17. Per contra, Mr. Raju, learned ASG, states that a bare perusal of the FIR and Prosecution Complaint will disclose that under the garb of study of cyber vulnerabilities at NSE, a criminal conspiracy was entered into for telephone tapping without any authorization as required under the Indian Telegraph Act, 1885. The phone calls of employees of NSE were illegally intercepted without their consent or knowledge. The comparison by petitioner of call centres is misleading since there is a due disclosure in call centres and consent is taken prior to monitoring and recording of calls which is absent in this case.

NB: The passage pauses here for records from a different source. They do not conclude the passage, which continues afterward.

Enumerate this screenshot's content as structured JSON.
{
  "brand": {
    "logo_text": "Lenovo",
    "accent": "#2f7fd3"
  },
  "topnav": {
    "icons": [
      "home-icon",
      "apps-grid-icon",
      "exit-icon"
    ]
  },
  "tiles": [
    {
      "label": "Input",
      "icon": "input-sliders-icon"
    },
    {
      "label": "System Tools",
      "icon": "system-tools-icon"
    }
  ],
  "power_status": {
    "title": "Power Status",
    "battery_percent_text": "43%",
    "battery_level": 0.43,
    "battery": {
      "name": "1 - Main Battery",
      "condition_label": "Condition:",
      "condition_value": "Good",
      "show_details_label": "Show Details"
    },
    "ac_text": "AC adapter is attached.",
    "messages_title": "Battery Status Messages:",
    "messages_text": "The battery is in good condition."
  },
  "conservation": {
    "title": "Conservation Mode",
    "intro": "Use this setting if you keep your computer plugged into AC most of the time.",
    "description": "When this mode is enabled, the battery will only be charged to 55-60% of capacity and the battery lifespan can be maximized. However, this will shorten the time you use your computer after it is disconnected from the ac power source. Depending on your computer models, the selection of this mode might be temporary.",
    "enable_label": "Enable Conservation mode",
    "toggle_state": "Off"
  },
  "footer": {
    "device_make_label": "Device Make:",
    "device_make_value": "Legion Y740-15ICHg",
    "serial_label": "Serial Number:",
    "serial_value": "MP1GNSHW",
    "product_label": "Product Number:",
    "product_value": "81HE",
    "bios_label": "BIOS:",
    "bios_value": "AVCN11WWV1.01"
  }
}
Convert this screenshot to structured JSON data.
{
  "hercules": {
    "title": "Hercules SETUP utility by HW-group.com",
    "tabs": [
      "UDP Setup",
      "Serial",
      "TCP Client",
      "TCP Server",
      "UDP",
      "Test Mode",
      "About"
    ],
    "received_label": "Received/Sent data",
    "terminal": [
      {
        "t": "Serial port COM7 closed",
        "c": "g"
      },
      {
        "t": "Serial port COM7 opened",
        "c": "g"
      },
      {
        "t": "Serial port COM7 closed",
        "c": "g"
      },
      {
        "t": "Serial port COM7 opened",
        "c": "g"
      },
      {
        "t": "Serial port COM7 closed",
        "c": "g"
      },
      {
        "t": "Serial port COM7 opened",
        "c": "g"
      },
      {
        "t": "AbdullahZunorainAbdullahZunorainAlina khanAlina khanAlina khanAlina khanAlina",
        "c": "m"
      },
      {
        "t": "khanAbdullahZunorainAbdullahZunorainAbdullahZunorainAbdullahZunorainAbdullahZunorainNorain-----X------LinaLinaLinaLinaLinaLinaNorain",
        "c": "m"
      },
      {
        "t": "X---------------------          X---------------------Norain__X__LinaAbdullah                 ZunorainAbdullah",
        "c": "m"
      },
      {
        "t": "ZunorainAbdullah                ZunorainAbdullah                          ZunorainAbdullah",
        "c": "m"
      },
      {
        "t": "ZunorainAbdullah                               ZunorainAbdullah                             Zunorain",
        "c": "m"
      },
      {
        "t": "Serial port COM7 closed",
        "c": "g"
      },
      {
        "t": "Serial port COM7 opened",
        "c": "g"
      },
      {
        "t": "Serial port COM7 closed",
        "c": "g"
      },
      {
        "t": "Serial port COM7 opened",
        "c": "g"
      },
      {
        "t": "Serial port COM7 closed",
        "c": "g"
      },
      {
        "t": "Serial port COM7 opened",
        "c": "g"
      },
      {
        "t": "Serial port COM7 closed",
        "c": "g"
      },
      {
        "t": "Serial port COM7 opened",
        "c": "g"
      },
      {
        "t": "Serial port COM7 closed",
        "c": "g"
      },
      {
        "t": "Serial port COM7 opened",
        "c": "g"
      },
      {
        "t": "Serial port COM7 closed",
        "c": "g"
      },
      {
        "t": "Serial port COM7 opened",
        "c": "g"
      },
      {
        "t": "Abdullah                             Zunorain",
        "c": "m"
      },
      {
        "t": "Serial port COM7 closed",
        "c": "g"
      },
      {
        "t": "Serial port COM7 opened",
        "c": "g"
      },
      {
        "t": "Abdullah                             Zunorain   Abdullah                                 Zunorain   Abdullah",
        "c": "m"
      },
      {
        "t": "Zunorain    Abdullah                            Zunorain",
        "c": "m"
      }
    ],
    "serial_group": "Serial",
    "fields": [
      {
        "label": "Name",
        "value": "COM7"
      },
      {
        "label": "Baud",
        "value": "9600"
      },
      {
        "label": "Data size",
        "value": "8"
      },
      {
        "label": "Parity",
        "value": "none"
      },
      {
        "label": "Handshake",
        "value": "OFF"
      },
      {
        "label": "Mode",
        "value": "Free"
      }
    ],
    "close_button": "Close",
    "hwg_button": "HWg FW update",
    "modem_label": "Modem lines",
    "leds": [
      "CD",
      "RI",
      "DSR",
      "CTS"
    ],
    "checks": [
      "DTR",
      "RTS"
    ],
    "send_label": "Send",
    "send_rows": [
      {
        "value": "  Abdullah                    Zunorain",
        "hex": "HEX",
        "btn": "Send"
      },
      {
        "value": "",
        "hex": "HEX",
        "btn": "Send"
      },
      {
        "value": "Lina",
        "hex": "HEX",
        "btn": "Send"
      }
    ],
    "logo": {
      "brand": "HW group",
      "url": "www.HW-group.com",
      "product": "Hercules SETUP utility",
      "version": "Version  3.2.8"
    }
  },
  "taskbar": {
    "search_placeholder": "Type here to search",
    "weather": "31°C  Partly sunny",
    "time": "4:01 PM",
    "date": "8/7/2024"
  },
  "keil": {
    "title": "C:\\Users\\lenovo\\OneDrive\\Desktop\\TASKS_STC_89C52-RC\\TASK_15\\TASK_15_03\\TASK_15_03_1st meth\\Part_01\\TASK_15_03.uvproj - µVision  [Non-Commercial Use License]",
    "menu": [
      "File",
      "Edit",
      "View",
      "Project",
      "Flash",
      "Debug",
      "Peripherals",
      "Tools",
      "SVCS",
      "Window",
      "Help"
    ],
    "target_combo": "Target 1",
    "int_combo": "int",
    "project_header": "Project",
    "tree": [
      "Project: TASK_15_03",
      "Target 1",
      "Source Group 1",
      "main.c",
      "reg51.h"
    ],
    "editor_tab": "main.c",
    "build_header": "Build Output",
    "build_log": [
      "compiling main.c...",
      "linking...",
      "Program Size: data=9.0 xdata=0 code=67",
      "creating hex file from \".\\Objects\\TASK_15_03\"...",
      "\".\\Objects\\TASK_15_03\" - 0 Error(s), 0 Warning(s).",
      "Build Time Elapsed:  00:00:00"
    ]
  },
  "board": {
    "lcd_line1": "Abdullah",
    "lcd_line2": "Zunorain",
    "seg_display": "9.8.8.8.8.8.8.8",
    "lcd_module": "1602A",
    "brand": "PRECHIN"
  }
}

18. He states that Section 3(1AA) of the Indian Telegraph Act, provides for the definition of Telegraph, which will show that telegraph means any apparatus capable of use for reception of signals. The device installed by ISEC recorded all incoming and outgoing calls of all Primary Rate Interface (PRI) lines which are connected to the voice logging system. Investigation has revealed that the PRI lines coming from the service provider were split into two with the help of a splitter. Out of these two lines, one went to the EPBAX and the other went to the Voice Logging System. Therefore, the tapping was done prior to the line entering the EPBAX at the stage of PRI line coming from MTNL itself which is a clear breach of the Telegraph Act in terms of Section 20 read with section 4 of the Telegraph Act apart from Section 25(b).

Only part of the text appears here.